At least four people have died in Bangladesh in clashes between police and Islamist protesters who took to the streets accusing bloggers of blasphemy. Dozens more were reported injured.
Some were calling for the execution of the bloggers, whom they accuse of insulting Islam.
Last week, blogger Ahmed Rajib Haider was killed outside his home.
The protests come days after authorities blocked some websites for “hurting religious feelings”.
Yep, way to go guys, somebody blogs something you don’t like, so the “obvious” solution is to go out riot and call for the bloggers to be murdered.
What makes this truly appalling is that this is not just an incitement to murder, but this seething mass of irrationality has already murdered.
So what is going on here?
The root cause of all this strife stems back to 1971, a horrendous time when the Islamists were responsible for the murder of hundreds during the war of independence. Last week, Bangladesh’s parliament amended a law which will allow the state to appeal against the life sentence given by the tribunal to an Islamist party leader.
In recent weeks a group of bloggers, including Mr Haider who has now been murdered because of what he blogged, had launched mass protests demanding his execution and a ban on the country’s largest Islamist party, the Jamaat-e-Islami. I don’t personally agreed with the death penalty, but I understand the demand for justice.
What is also not immediately clear is that within Bangladesh there is a revolution that is now taking place. The BBC reports on the rioting Islamists, but has remained silent about the hundreds of thousands people from young men and women, aging former guerrilla fighters and grandmothers who still carry the scars of violence, have occupied the Shahbag Square in Dhaka, Bangladesh for the past two weeks.
The roots of this resentment lay in the genocide of the Bengali people that started in March 1971 by the Pakistan Army and its accuses jihadi collaborators, the mullahs of the Jamaat-e-Islami. The military-sanctioned massacres did not stop until nine months later in December that year when the Indian Army intervened and the Pakistan military promptly surrendered.
From the ashes of a war and three million dead people choking its rivers, the new country of Bangladesh emerged, but without its founding father Sheikh Mujib.
He was being held as prisoner and hostage by the Pakistan military. To secure his release, international agreements were brokered, which in exchange allowed for most of the collaborating jihadis to not face war crime trials.
It was not until 2008 when Sheikh Mujib’s daughter, the current Prime Minister Sheikh Hasina campaigned on the promise to set up tribunals to try the 1971 collaborators for war crimes. On that promise, she was swept to power with an overwhelming majority in parliament and in 2010 the war crimes trials finally got off to a start.
Among the first to be convicted was a senior leader of the Jamaat-e-Islami, Abdul Quader Mollah. But instead of the death sentence, Mollah was given life imprisonment with possibility of future pardon. Hearing that his life had been saved, Mollah turned to the news cameras and with a huge grin on face, waved a victory sign to the crowd.

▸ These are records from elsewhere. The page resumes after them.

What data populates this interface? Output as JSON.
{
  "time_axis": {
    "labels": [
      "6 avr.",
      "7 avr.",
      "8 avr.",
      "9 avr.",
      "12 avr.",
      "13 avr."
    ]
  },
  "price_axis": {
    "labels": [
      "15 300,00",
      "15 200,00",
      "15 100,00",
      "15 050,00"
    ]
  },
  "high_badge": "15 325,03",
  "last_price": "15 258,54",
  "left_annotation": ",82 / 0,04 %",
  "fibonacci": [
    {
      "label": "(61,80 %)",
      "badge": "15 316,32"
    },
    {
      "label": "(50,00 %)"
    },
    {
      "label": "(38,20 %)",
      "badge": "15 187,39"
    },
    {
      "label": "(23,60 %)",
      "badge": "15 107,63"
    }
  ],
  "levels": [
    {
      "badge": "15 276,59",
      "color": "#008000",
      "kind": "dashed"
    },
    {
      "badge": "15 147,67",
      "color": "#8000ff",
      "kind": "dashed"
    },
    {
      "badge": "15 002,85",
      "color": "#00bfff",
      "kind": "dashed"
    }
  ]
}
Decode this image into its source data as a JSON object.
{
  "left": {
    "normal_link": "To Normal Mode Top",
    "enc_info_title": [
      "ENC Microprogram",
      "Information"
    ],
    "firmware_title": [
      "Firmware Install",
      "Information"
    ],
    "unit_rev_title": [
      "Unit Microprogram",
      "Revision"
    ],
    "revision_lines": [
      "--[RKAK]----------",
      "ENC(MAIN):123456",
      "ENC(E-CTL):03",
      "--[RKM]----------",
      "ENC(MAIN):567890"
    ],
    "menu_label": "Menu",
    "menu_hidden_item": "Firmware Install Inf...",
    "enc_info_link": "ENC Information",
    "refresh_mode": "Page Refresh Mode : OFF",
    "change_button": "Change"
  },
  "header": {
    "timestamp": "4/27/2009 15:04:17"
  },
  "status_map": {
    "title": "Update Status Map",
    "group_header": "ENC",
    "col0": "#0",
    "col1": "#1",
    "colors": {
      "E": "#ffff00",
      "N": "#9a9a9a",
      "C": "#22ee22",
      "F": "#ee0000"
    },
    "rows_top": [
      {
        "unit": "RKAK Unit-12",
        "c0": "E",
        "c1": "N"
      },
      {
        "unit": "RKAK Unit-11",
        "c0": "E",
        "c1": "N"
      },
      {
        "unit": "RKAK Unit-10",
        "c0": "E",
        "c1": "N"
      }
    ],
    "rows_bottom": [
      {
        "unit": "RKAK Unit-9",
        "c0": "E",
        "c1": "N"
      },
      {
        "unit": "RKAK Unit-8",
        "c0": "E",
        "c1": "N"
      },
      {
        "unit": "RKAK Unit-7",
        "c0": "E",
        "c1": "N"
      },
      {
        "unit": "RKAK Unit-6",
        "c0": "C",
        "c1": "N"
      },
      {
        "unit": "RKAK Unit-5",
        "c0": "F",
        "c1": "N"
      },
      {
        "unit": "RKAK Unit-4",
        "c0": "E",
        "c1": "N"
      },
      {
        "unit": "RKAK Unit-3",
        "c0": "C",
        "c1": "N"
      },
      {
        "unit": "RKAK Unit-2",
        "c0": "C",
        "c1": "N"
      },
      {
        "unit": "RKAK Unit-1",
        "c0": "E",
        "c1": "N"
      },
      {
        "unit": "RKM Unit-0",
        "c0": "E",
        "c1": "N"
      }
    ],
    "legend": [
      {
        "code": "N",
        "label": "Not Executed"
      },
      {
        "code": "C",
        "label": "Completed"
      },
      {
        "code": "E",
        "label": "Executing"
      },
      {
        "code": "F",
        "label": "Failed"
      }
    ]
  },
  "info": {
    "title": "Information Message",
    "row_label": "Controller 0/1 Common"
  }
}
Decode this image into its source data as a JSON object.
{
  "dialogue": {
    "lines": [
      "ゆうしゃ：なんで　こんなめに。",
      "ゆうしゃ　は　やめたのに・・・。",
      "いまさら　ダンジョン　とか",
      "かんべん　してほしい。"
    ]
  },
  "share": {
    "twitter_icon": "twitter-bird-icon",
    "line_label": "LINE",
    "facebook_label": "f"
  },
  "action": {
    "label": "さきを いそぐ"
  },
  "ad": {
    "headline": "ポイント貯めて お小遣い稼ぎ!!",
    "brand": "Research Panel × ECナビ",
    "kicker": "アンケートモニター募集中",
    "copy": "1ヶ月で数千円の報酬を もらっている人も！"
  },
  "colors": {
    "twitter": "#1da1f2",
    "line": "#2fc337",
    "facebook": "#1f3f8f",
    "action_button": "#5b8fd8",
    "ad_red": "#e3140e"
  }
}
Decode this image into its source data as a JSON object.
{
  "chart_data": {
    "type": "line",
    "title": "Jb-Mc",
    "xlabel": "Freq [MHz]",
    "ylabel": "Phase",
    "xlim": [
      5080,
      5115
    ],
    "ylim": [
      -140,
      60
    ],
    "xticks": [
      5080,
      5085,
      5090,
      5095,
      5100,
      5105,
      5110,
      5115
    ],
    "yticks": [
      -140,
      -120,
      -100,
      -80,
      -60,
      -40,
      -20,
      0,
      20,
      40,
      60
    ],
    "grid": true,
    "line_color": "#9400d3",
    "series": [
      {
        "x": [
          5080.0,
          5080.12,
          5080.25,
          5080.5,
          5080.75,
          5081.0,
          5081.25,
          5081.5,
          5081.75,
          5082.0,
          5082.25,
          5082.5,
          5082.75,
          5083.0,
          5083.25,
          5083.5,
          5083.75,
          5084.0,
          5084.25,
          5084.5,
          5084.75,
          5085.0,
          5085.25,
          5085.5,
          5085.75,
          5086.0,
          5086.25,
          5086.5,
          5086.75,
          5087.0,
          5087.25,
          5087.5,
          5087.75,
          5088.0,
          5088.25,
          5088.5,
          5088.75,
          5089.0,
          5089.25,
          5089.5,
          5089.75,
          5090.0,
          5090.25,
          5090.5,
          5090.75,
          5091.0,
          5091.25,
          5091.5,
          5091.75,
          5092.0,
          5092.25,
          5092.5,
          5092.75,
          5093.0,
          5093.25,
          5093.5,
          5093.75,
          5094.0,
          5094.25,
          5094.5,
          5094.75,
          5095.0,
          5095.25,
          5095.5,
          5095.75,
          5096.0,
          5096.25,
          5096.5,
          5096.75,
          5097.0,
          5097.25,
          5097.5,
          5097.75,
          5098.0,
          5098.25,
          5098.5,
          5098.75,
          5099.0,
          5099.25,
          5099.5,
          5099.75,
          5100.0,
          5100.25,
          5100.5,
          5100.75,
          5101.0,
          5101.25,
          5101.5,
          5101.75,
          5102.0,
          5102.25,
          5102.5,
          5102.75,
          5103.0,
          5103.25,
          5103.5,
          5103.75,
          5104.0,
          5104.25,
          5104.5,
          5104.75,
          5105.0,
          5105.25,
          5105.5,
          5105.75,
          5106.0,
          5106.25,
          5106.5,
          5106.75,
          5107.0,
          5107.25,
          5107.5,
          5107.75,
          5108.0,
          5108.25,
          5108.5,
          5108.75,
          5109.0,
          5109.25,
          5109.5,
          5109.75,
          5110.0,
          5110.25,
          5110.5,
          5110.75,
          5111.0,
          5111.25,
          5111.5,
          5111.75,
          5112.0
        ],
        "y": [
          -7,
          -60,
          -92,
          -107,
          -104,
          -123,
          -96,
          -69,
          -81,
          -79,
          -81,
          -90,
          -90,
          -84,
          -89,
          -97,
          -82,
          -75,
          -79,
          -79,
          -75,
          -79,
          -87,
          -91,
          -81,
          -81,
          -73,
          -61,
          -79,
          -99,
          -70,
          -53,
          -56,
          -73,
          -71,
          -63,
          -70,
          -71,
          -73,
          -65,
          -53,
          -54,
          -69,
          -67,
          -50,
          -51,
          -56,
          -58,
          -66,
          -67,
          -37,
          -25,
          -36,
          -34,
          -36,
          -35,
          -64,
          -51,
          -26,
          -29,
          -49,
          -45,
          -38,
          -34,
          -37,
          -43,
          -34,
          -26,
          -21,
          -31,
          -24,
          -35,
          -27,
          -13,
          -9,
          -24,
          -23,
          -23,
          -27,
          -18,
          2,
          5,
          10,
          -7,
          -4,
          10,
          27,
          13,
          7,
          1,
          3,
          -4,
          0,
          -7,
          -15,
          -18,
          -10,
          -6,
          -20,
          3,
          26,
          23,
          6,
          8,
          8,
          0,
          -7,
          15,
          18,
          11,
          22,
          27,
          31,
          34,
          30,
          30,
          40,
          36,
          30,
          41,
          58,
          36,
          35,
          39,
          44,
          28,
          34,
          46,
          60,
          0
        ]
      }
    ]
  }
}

While the bearded Mollah was ecstatic, liberal and secular Bangladeshis were enraged. How could a man pronounced guilty of war crimes, accused of raping and shooting 344 civilians to death during the 1971 war, not receive the maximum punishment, the death sentence?
Within hours of the judgement, which was handed down of February 5, ordinary students and bloggers used Facebook and Twitter to rally their contacts. Soon an impromptu gathering of hundreds, then thousands and soon hundreds of thousands collected at Dhaka’s Shahbag square.
For 15 days, they have been there and despite the gruesome murder of one of the leaders, they have kept their movement peaceful.
Now comes the key sound bite … the core of what is going on … so this is where you need to sit up and pay attention ….
For the first time ever in the Muslim world, there has been a popular uprising against the fascism of Islamist parties.
Indeed yes, this is a key moment in history. As noted by Taslima Nasreen, the award-winning writer, physician, secular humanist and human rights activist …
I support the banning of Jamaat-e-Islami. In Bangladesh, it is nothing but a terrorist organization. The religious terrorist organizations should be banned if we want true democracy, human rights, women’s freedom and freedom of expression.
The Shahbag movement should be led by secular progressive people. If the political parties hijack the movement, they will definitely ruin it. All the political parties in Bangladesh made the fascist Jamaat-e-Islami their allies in the past. It is foolish to trust them.
It is indeed time for the people of Bangladesh to rise up and put aside the ignorance, superstitions, religionism, fanaticism, fascism, barbarism, and make it a country without crimes and corruption. The Islamic lunatics fear this, and so far the only response they has had is rioting and murder. But the people of Bangladesh no longer want to wallow in ignorance and superstition, that is why hundreds of thousands peacefully occupy Shahbag Sq and refuse to be intimidated by the murder of their leaders.
“Theirs is a grassroots uprising for the most essential and neglected values of our age: secularism, the protection of minorities from persecution and the removal of theocratic thugs from the private lives and public arguments of 21st-century citizens” – Nick Cohen writing in support of the Shahbag protest.